Select one of the Instruments To Trade
Traders should also specify the indices instruments that they will be trading with their trading system. A trader may come up with a trading system which has a trading strategy that is best suited for trading some trading instruments only. The trader should therefore only trade with their trading system when they are trading only these stock indices trading price charts.
Most indices trading systems will produce best results when they are applied to trading liquid instruments and therefore a trader should make sure that they only trade those trading instruments that are best suited for their indices trading strategy. This is why traders should specify in their indices trading rules the instruments that they will be trading.
Stock Indices Money Management Guide-lines
For a stock indices trading system to be very successful then a trader should make sure that they also specify the indices trading money management rules that they will always follow when trading the stock indices trading market.
The indices trading money management method that a trader uses should have a high risk : reward ratio so as to give the trader more chances at becoming profitable when trading with their indices trading strategy.
The indices trading money management should specify at which level a trader will close out a losing trade: the trader should also make sure that they close all their losing trades at this point.
A trader should also never risk more than 2% of their account equity on any one single indices trade transaction.
The trader should also determine where they will always take profit when their trade is profitable. The take profit level should be two times the stop loss level. For example is a trader is setting their stops at 25 pips then the traders should set their take profits at 50 pips. This is what is known as a high risk: reward ratio to trade with. This risk reward ratio is 2:1, which means a trader can make two times profit the amount that the set as their loss. This way by using a high risk reward ratio means that a trader will be more successful in the long run because their trading method uses a high risk reward ratio that means they stand to make 2 times the amount that they set as their loss.
Keep a Trading Journal
Traders should always keep a journal and this journal will prove to be a very help-ful tool when it comes to improving their trading system.

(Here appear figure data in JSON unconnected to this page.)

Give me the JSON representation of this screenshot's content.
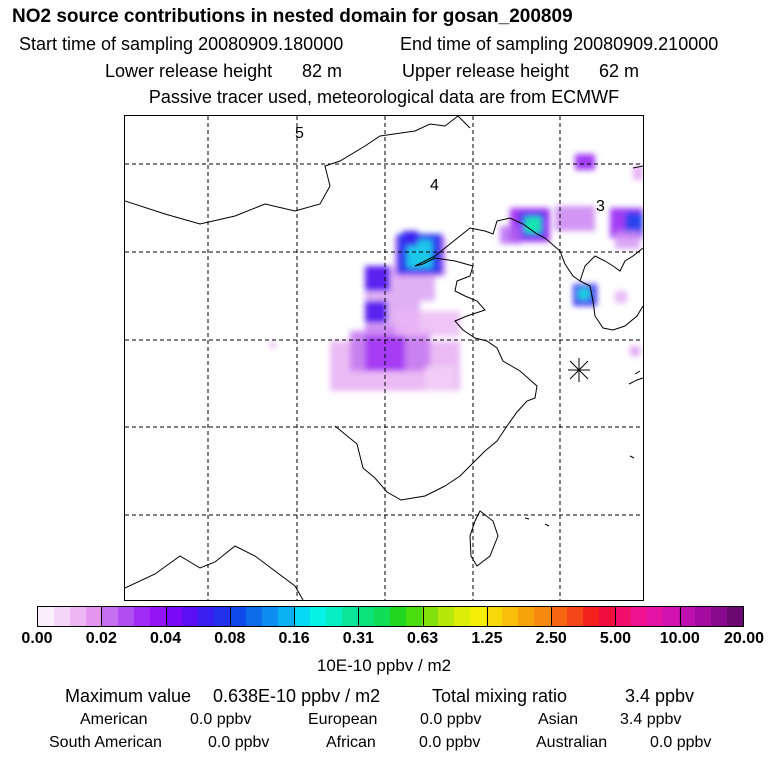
{
  "title": "NO2 source contributions in nested domain for gosan_200809",
  "sampling": {
    "start_label": "Start time of sampling 20080909.180000",
    "end_label": "End time of sampling 20080909.210000"
  },
  "release": {
    "lower_label": "Lower release height",
    "lower_value": "82 m",
    "upper_label": "Upper release height",
    "upper_value": "62 m"
  },
  "tracer_note": "Passive tracer used, meteorological data are from ECMWF",
  "map": {
    "region_labels": [
      "5",
      "4",
      "3"
    ],
    "receptor_marker": "gosan-receptor"
  },
  "colorbar": {
    "colors": [
      "#fbeefb",
      "#f6d6f8",
      "#eeb7f4",
      "#e596ef",
      "#c66ff0",
      "#b24ff3",
      "#a12cf6",
      "#9514f5",
      "#7a0af6",
      "#5a10f2",
      "#3b1ff0",
      "#2231ec",
      "#0f49ea",
      "#0c6cea",
      "#0d8df0",
      "#09b0f2",
      "#06d9f4",
      "#07f3e5",
      "#08eec4",
      "#0ae59a",
      "#0ce27a",
      "#11dd55",
      "#20d61e",
      "#4ade10",
      "#82e10d",
      "#b6e80a",
      "#dcee08",
      "#f5ee06",
      "#f7d808",
      "#f9bf0a",
      "#f8a20b",
      "#f6880d",
      "#f66611",
      "#f44616",
      "#f2211c",
      "#f20d3f",
      "#f10f6b",
      "#ee1290",
      "#e313a6",
      "#d212b1",
      "#bd10ad",
      "#a50da2",
      "#8a0a8e",
      "#6a0a70"
    ],
    "ticks": [
      "0.00",
      "0.02",
      "0.04",
      "0.08",
      "0.16",
      "0.31",
      "0.63",
      "1.25",
      "2.50",
      "5.00",
      "10.00",
      "20.00"
    ],
    "units": "10E-10 ppbv / m2"
  },
  "summary": {
    "max_label": "Maximum value",
    "max_value": "0.638E-10 ppbv / m2",
    "total_label": "Total mixing ratio",
    "total_value": "3.4 ppbv"
  },
  "regions": [
    {
      "name": "American",
      "value": "0.0 ppbv"
    },
    {
      "name": "European",
      "value": "0.0 ppbv"
    },
    {
      "name": "Asian",
      "value": "3.4 ppbv"
    },
    {
      "name": "South American",
      "value": "0.0 ppbv"
    },
    {
      "name": "African",
      "value": "0.0 ppbv"
    },
    {
      "name": "Australian",
      "value": "0.0 ppbv"
    }
  ]
}
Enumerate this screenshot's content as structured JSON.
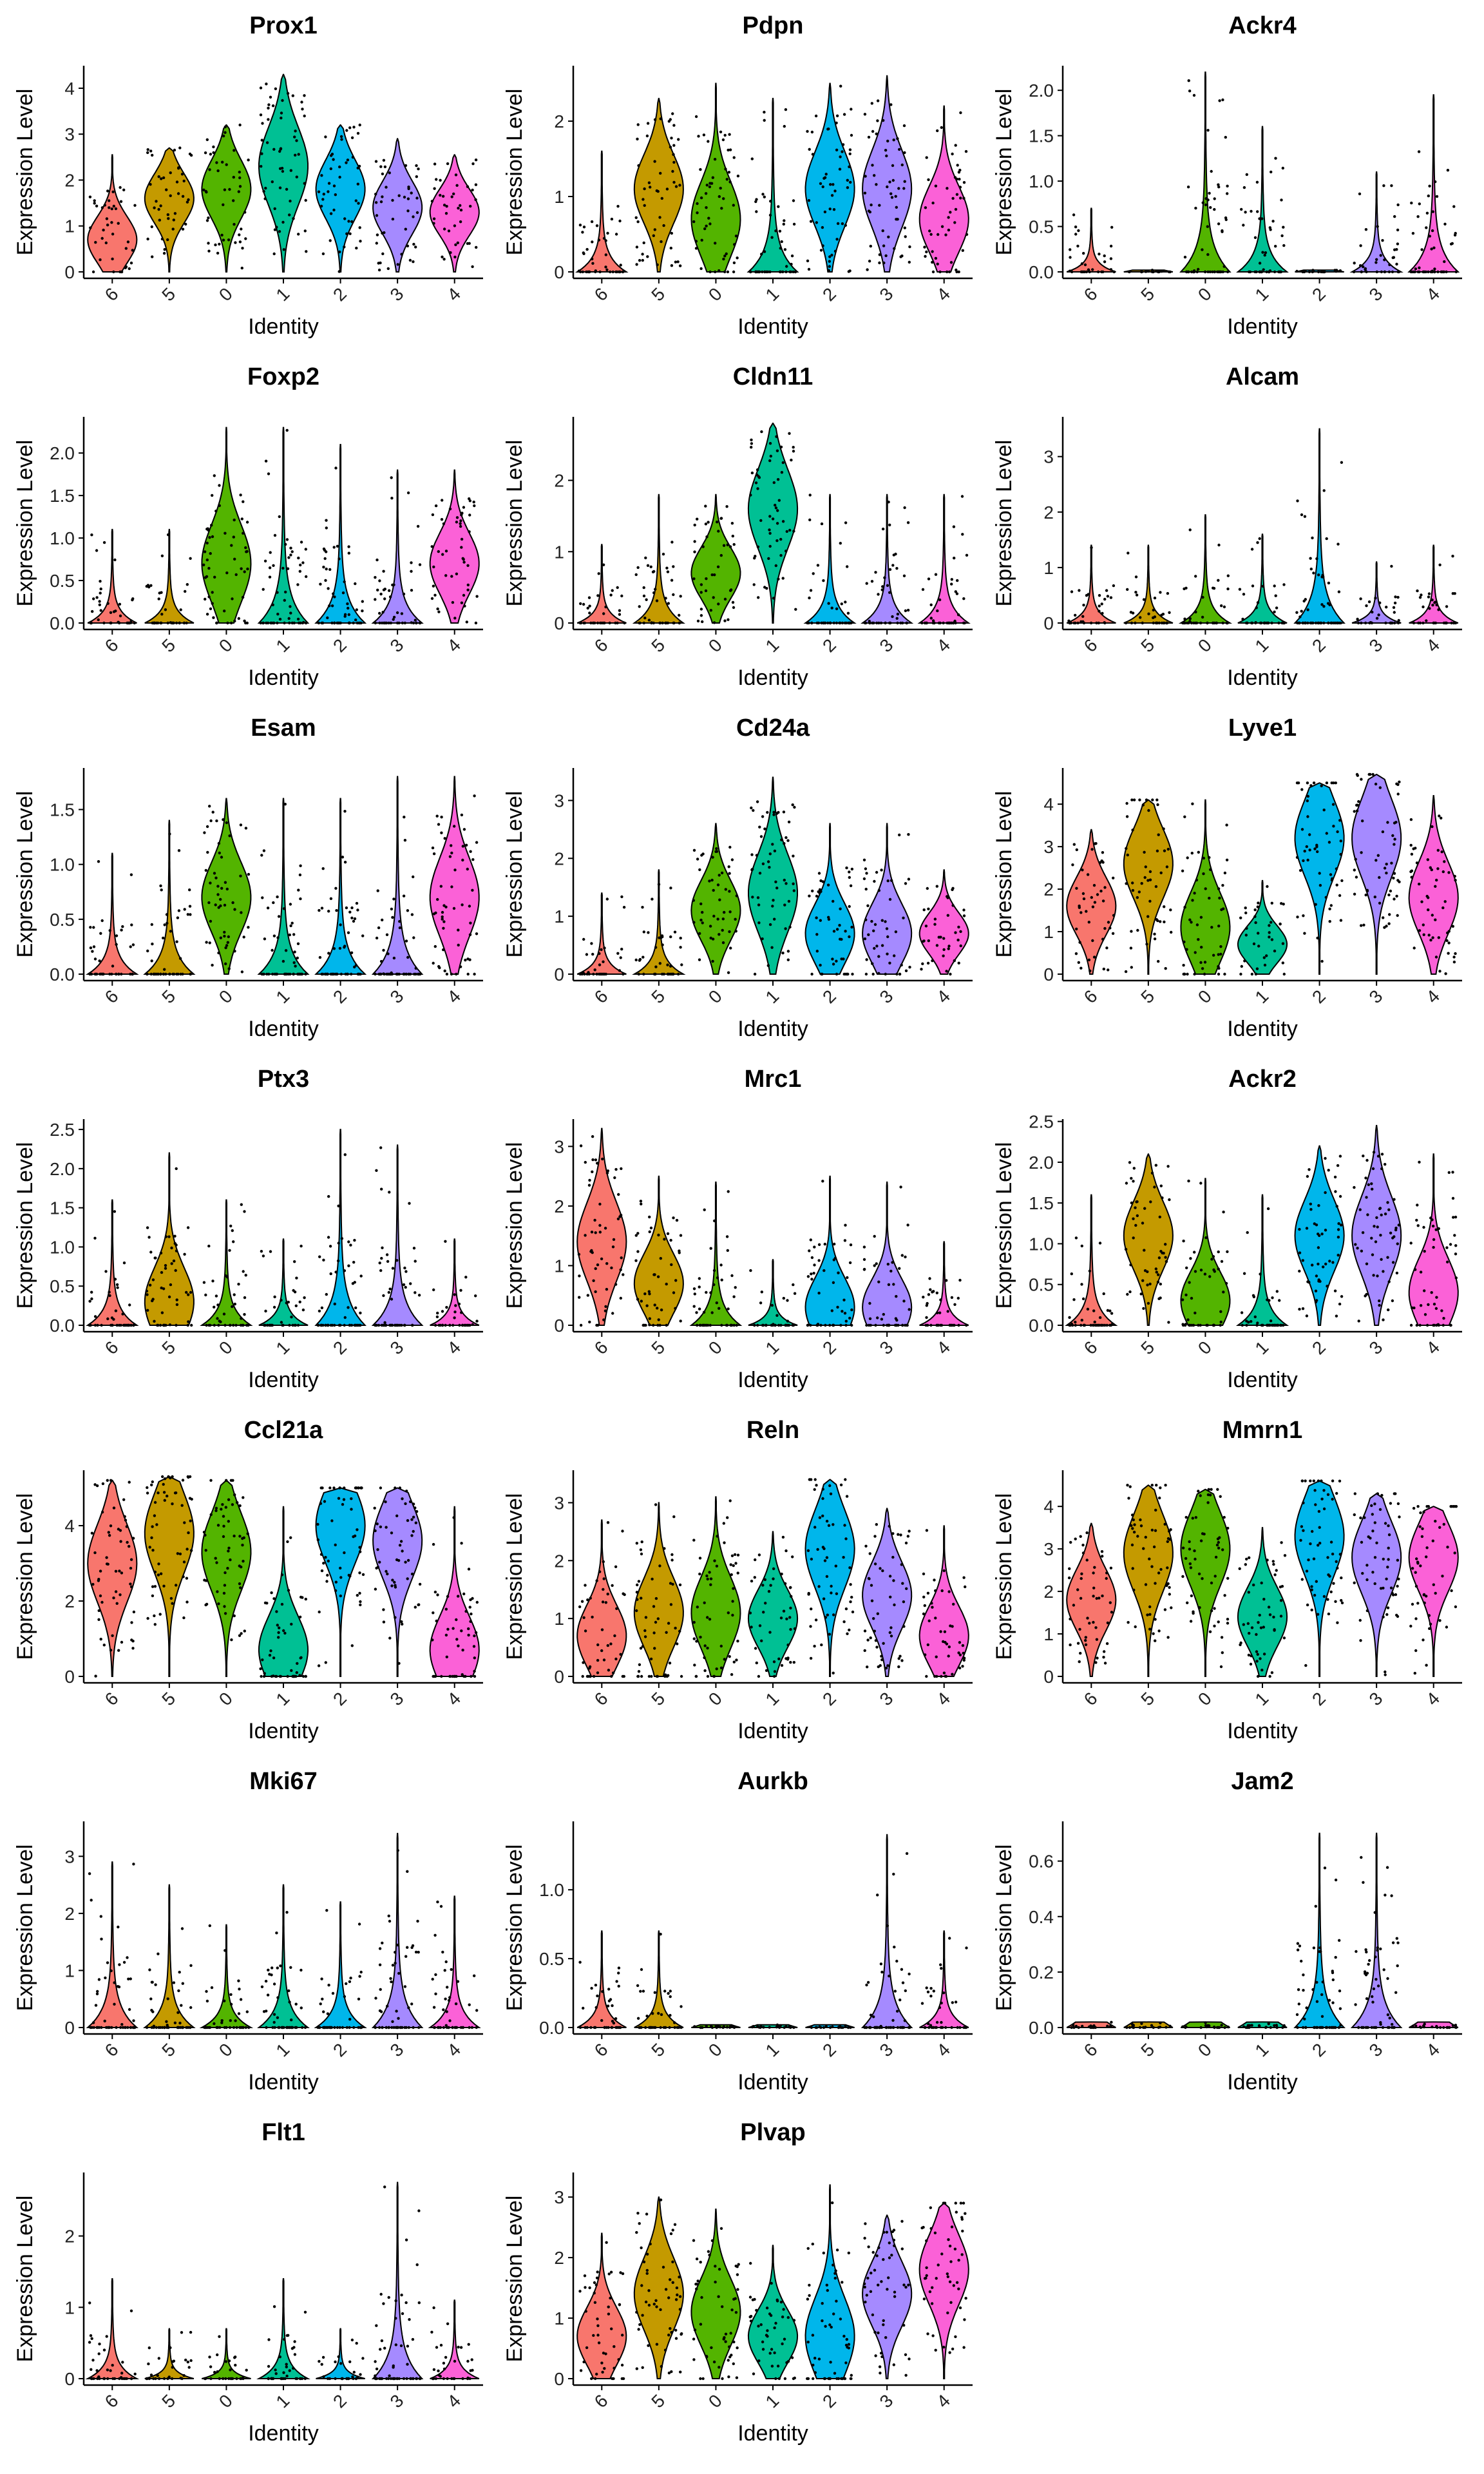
{
  "chart_data": {
    "type": "violin",
    "categories": [
      "6",
      "5",
      "0",
      "1",
      "2",
      "3",
      "4"
    ],
    "colors": [
      "#F8766D",
      "#C49A00",
      "#53B400",
      "#00C094",
      "#00B6EB",
      "#A58AFF",
      "#FB61D7"
    ],
    "xlabel": "Identity",
    "ylabel": "Expression Level",
    "points_shown": true,
    "grid": false,
    "legend": "none",
    "panels": [
      {
        "title": "Prox1",
        "ylim": [
          0,
          4.35
        ],
        "yticks": [
          0,
          1,
          2,
          3,
          4
        ],
        "median": [
          0.7,
          1.6,
          1.8,
          2.3,
          1.8,
          1.4,
          1.3
        ],
        "max": [
          2.55,
          2.7,
          3.2,
          4.3,
          3.2,
          2.9,
          2.55
        ]
      },
      {
        "title": "Pdpn",
        "ylim": [
          0,
          2.65
        ],
        "yticks": [
          0,
          1,
          2
        ],
        "median": [
          0.0,
          1.1,
          0.7,
          0.0,
          1.1,
          1.1,
          0.7
        ],
        "max": [
          1.6,
          2.3,
          2.5,
          2.3,
          2.5,
          2.6,
          2.2
        ]
      },
      {
        "title": "Ackr4",
        "ylim": [
          0,
          2.2
        ],
        "yticks": [
          0,
          0.5,
          1.0,
          1.5,
          2.0
        ],
        "median": [
          0,
          0,
          0,
          0,
          0,
          0,
          0
        ],
        "max": [
          0.7,
          0.0,
          2.2,
          1.6,
          0.0,
          1.1,
          1.95
        ]
      },
      {
        "title": "Foxp2",
        "ylim": [
          0,
          2.35
        ],
        "yticks": [
          0,
          0.5,
          1.0,
          1.5,
          2.0
        ],
        "median": [
          0,
          0,
          0.7,
          0.0,
          0,
          0,
          0.7
        ],
        "max": [
          1.1,
          1.1,
          2.3,
          2.3,
          2.1,
          1.8,
          1.8
        ]
      },
      {
        "title": "Cldn11",
        "ylim": [
          0,
          2.8
        ],
        "yticks": [
          0,
          1,
          2
        ],
        "median": [
          0,
          0,
          0.7,
          1.6,
          0,
          0,
          0
        ],
        "max": [
          1.1,
          1.8,
          1.8,
          2.8,
          1.8,
          1.8,
          1.8
        ]
      },
      {
        "title": "Alcam",
        "ylim": [
          0,
          3.6
        ],
        "yticks": [
          0,
          1,
          2,
          3
        ],
        "median": [
          0,
          0,
          0,
          0,
          0,
          0,
          0
        ],
        "max": [
          1.4,
          1.4,
          1.95,
          1.6,
          3.5,
          1.1,
          1.4
        ]
      },
      {
        "title": "Esam",
        "ylim": [
          0,
          1.82
        ],
        "yticks": [
          0,
          0.5,
          1.0,
          1.5
        ],
        "median": [
          0,
          0,
          0.7,
          0.0,
          0,
          0,
          0.7
        ],
        "max": [
          1.1,
          1.4,
          1.6,
          1.6,
          1.6,
          1.8,
          1.8
        ]
      },
      {
        "title": "Cd24a",
        "ylim": [
          0,
          3.45
        ],
        "yticks": [
          0,
          1,
          2,
          3
        ],
        "median": [
          0,
          0,
          1.1,
          1.4,
          0.7,
          0.7,
          0.7
        ],
        "max": [
          1.4,
          1.8,
          2.6,
          3.4,
          2.6,
          2.6,
          1.8
        ]
      },
      {
        "title": "Lyve1",
        "ylim": [
          0,
          4.7
        ],
        "yticks": [
          0,
          1,
          2,
          3,
          4
        ],
        "median": [
          1.6,
          2.6,
          1.1,
          0.7,
          3.2,
          3.2,
          1.8
        ],
        "max": [
          3.4,
          4.1,
          4.1,
          2.2,
          4.5,
          4.7,
          4.2
        ]
      },
      {
        "title": "Ptx3",
        "ylim": [
          0,
          2.55
        ],
        "yticks": [
          0,
          0.5,
          1.0,
          1.5,
          2.0,
          2.5
        ],
        "median": [
          0,
          0.3,
          0,
          0,
          0,
          0,
          0
        ],
        "max": [
          1.6,
          2.2,
          1.6,
          1.1,
          2.5,
          2.3,
          1.1
        ]
      },
      {
        "title": "Mrc1",
        "ylim": [
          0,
          3.35
        ],
        "yticks": [
          0,
          1,
          2,
          3
        ],
        "median": [
          1.4,
          0.7,
          0,
          0,
          0.3,
          0.3,
          0
        ],
        "max": [
          3.3,
          2.5,
          2.4,
          1.1,
          2.5,
          2.4,
          1.4
        ]
      },
      {
        "title": "Ackr2",
        "ylim": [
          0,
          2.45
        ],
        "yticks": [
          0,
          0.5,
          1.0,
          1.5,
          2.0,
          2.5
        ],
        "median": [
          0,
          1.1,
          0.3,
          0,
          1.1,
          1.1,
          0.4
        ],
        "max": [
          1.6,
          2.1,
          1.8,
          1.6,
          2.2,
          2.45,
          2.1
        ]
      },
      {
        "title": "Ccl21a",
        "ylim": [
          0,
          5.3
        ],
        "yticks": [
          0,
          2,
          4
        ],
        "median": [
          3.0,
          3.8,
          3.3,
          0.7,
          4.0,
          3.6,
          0.7
        ],
        "max": [
          5.2,
          5.3,
          5.2,
          4.5,
          5.0,
          5.0,
          4.5
        ]
      },
      {
        "title": "Reln",
        "ylim": [
          0,
          3.45
        ],
        "yticks": [
          0,
          1,
          2,
          3
        ],
        "median": [
          0.7,
          1.1,
          1.1,
          1.0,
          2.2,
          1.4,
          0.7
        ],
        "max": [
          2.7,
          3.0,
          3.1,
          2.5,
          3.4,
          2.9,
          2.6
        ]
      },
      {
        "title": "Mmrn1",
        "ylim": [
          0,
          4.7
        ],
        "yticks": [
          0,
          1,
          2,
          3,
          4
        ],
        "median": [
          1.8,
          2.9,
          3.0,
          1.4,
          3.3,
          2.8,
          2.8
        ],
        "max": [
          3.6,
          4.5,
          4.4,
          3.5,
          4.6,
          4.3,
          4.0
        ]
      },
      {
        "title": "Mki67",
        "ylim": [
          0,
          3.5
        ],
        "yticks": [
          0,
          1,
          2,
          3
        ],
        "median": [
          0,
          0,
          0,
          0,
          0,
          0,
          0
        ],
        "max": [
          2.9,
          2.5,
          1.8,
          2.5,
          2.2,
          3.4,
          2.3
        ]
      },
      {
        "title": "Aurkb",
        "ylim": [
          0,
          1.45
        ],
        "yticks": [
          0,
          0.5,
          1.0
        ],
        "median": [
          0,
          0,
          0,
          0,
          0,
          0,
          0
        ],
        "max": [
          0.7,
          0.7,
          0.0,
          0.0,
          0.0,
          1.4,
          0.7
        ]
      },
      {
        "title": "Jam2",
        "ylim": [
          0,
          0.72
        ],
        "yticks": [
          0,
          0.2,
          0.4,
          0.6
        ],
        "median": [
          0,
          0,
          0,
          0,
          0,
          0,
          0
        ],
        "max": [
          0,
          0,
          0,
          0,
          0.7,
          0.7,
          0
        ]
      },
      {
        "title": "Flt1",
        "ylim": [
          0,
          2.8
        ],
        "yticks": [
          0,
          1,
          2
        ],
        "median": [
          0,
          0,
          0,
          0,
          0,
          0,
          0
        ],
        "max": [
          1.4,
          0.7,
          0.7,
          1.4,
          0.7,
          2.75,
          1.1
        ]
      },
      {
        "title": "Plvap",
        "ylim": [
          0,
          3.3
        ],
        "yticks": [
          0,
          1,
          2,
          3
        ],
        "median": [
          0.7,
          1.4,
          1.1,
          0.7,
          0.7,
          1.4,
          1.8
        ],
        "max": [
          2.4,
          3.0,
          2.8,
          2.2,
          3.2,
          2.7,
          2.9
        ]
      }
    ]
  }
}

For example when a trader is designing their stock indices system & they want to test it out on the stock indices trading market, then the indices trading journal will prove to be a very helpful tool to help them do this. This because while testing out the indices trading system traders will record all their trades on this journal and after a while they can use this trading journal to review their trades, traders can find out why the losing trades made losses and determine what factors in their trading strategies are resulting in generating signals which make losses, the trader will then try to not make these same mistake while trading in the future. A trader will also try and find the patterns that help them to make profitable trades and the traders can then use these patterns to trade with in the future so that they can improve the profitability of their trading system in the future & there help them to become more successful.